Elle est partout cette pub. Sur la rue pour nous faire entrer dans le cul du chauffard que l'on suit, dans les chiottes pour précipiter nos gâteries, à l'école pour lobotomiser de nouvelles générations d'acheteurs, à la télé pour que nos ados nous cassent encore plus les oreilles que le niveau plus que normal qu'un parent peut endurer, à la radio pour nous donner notre dose de mauvaise adrénaline quotidienne (ça et le Red Bull chaud) et dans les journaux pour… oui, nous faire vivre (pas bon exemple, espérons que les patrons perdent momentanément la vision sans rester accroché et avoir besoin des services de Mira…).
Elle est partout vous dis-je, sauf dans le bois. Et ça, c'est une autre longue histoire de traditions composées de bines, de sciotte, de tuques des Nordiques, de chemises à carreaux noires et rouges, de sleigh tirée par des femmes à barbe, de maringouins géants, etc.. (Au fait, connaissez-vous l'origine du mot "maringouin"? En 1234 après Jézu, un capitaine de navire transsexuel, qui avait comme habitude de "piquer" les autres avec ses jokes chiennes, a été affublé de ce surnom car les matelots ne voulaient pas l'appeler "maringouine" de peur de faire de la planche. – Tranche de notre histoire coupée à même le gâteau des Archives inutiles du Québec et dans le Guide du Parfait Pirate Maboul.)
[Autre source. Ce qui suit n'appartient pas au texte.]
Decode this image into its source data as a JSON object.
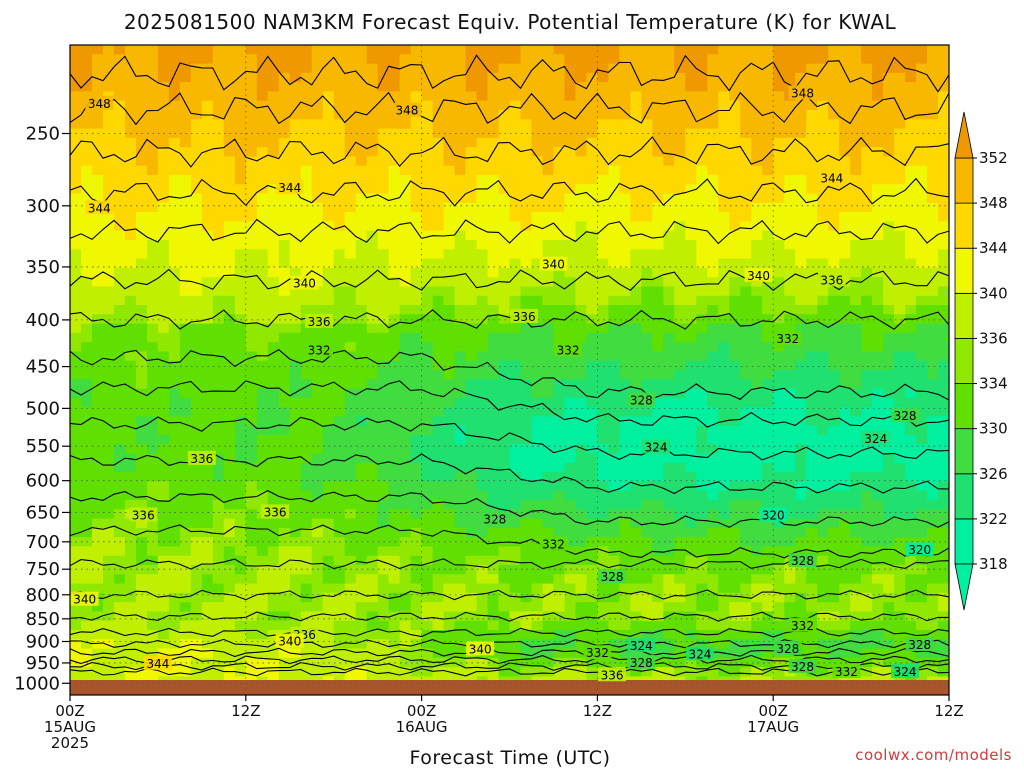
{
  "chart_data": {
    "type": "heatmap",
    "title": "2025081500 NAM3KM Forecast Equiv. Potential Temperature (K) for KWAL",
    "xlabel": "Forecast Time (UTC)",
    "ylabel": "",
    "x_ticks": [
      {
        "hour": 0,
        "lines": [
          "00Z",
          "15AUG",
          "2025"
        ]
      },
      {
        "hour": 12,
        "lines": [
          "12Z"
        ]
      },
      {
        "hour": 24,
        "lines": [
          "00Z",
          "16AUG"
        ]
      },
      {
        "hour": 36,
        "lines": [
          "12Z"
        ]
      },
      {
        "hour": 48,
        "lines": [
          "00Z",
          "17AUG"
        ]
      },
      {
        "hour": 60,
        "lines": [
          "12Z"
        ]
      }
    ],
    "xlim": [
      0,
      60
    ],
    "y_scale": "log-pressure",
    "ylim": [
      1030,
      200
    ],
    "y_ticks": [
      250,
      300,
      350,
      400,
      450,
      500,
      550,
      600,
      650,
      700,
      750,
      800,
      850,
      900,
      950,
      1000
    ],
    "colorbar": {
      "levels": [
        318,
        322,
        326,
        330,
        334,
        336,
        340,
        344,
        348,
        352
      ],
      "colors": [
        "#00f0a0",
        "#20e070",
        "#40dc40",
        "#60e000",
        "#90e800",
        "#c0f000",
        "#f0f800",
        "#ffd800",
        "#f8b800",
        "#f09800"
      ]
    },
    "contour_labels": [
      {
        "hour": 2,
        "p": 232,
        "text": "348"
      },
      {
        "hour": 23,
        "p": 236,
        "text": "348"
      },
      {
        "hour": 50,
        "p": 226,
        "text": "348"
      },
      {
        "hour": 15,
        "p": 287,
        "text": "344"
      },
      {
        "hour": 2,
        "p": 302,
        "text": "344"
      },
      {
        "hour": 52,
        "p": 280,
        "text": "344"
      },
      {
        "hour": 16,
        "p": 365,
        "text": "340"
      },
      {
        "hour": 33,
        "p": 348,
        "text": "340"
      },
      {
        "hour": 47,
        "p": 358,
        "text": "340"
      },
      {
        "hour": 52,
        "p": 362,
        "text": "336"
      },
      {
        "hour": 17,
        "p": 402,
        "text": "336"
      },
      {
        "hour": 31,
        "p": 397,
        "text": "336"
      },
      {
        "hour": 17,
        "p": 432,
        "text": "332"
      },
      {
        "hour": 34,
        "p": 432,
        "text": "332"
      },
      {
        "hour": 49,
        "p": 420,
        "text": "332"
      },
      {
        "hour": 39,
        "p": 490,
        "text": "328"
      },
      {
        "hour": 57,
        "p": 510,
        "text": "328"
      },
      {
        "hour": 40,
        "p": 552,
        "text": "324"
      },
      {
        "hour": 55,
        "p": 540,
        "text": "324"
      },
      {
        "hour": 9,
        "p": 568,
        "text": "336"
      },
      {
        "hour": 5,
        "p": 655,
        "text": "336"
      },
      {
        "hour": 14,
        "p": 650,
        "text": "336"
      },
      {
        "hour": 29,
        "p": 662,
        "text": "328"
      },
      {
        "hour": 33,
        "p": 705,
        "text": "332"
      },
      {
        "hour": 48,
        "p": 655,
        "text": "320"
      },
      {
        "hour": 58,
        "p": 715,
        "text": "320"
      },
      {
        "hour": 50,
        "p": 735,
        "text": "328"
      },
      {
        "hour": 37,
        "p": 765,
        "text": "328"
      },
      {
        "hour": 1,
        "p": 810,
        "text": "340"
      },
      {
        "hour": 50,
        "p": 865,
        "text": "332"
      },
      {
        "hour": 16,
        "p": 885,
        "text": "336"
      },
      {
        "hour": 15,
        "p": 900,
        "text": "340"
      },
      {
        "hour": 28,
        "p": 918,
        "text": "340"
      },
      {
        "hour": 36,
        "p": 927,
        "text": "332"
      },
      {
        "hour": 39,
        "p": 910,
        "text": "324"
      },
      {
        "hour": 43,
        "p": 930,
        "text": "324"
      },
      {
        "hour": 49,
        "p": 917,
        "text": "328"
      },
      {
        "hour": 58,
        "p": 908,
        "text": "328"
      },
      {
        "hour": 39,
        "p": 950,
        "text": "328"
      },
      {
        "hour": 6,
        "p": 952,
        "text": "344"
      },
      {
        "hour": 37,
        "p": 980,
        "text": "336"
      },
      {
        "hour": 50,
        "p": 960,
        "text": "328"
      },
      {
        "hour": 53,
        "p": 972,
        "text": "332"
      },
      {
        "hour": 57,
        "p": 972,
        "text": "324"
      }
    ]
  },
  "credit": "coolwx.com/models"
}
Sans vous dévoiler le punch, disons que notre Octave prend sa revanche à quelque part vers la fin du film, mais je ne vous dis pas à quel endroit. Il fait passer son client bourré aux as pour un beau creton devant des millions de personnes et ça, mes amis, ça vaut 500 milliards de balles. Le genre de truc qu'on devrait voir plus souvent dans la vraie vie vraie, le genre de claque 'dans face qui pourrait être assénée à quelques requins qui nous prennent pour des naïfs.
Le pire… c'est qu'on l'est un peu. Non? On a besoin de rêve, de mirages, de menteries pour être franc envers soi. Mais a-t-on besoin de 500 milliards $ pour enrichir ceux qui nous baisent, au détriment de ceux qu'on pourrait nourrir à grands coups de boîtes de Kraft Dinner©? (Dernière, promis.)
Attendez, je pense à un concept marketing et je vous rappelle de mon Bluetooth que je porte partout, même aux chiottes, là où y'a d'la pub en masse pour déféquer.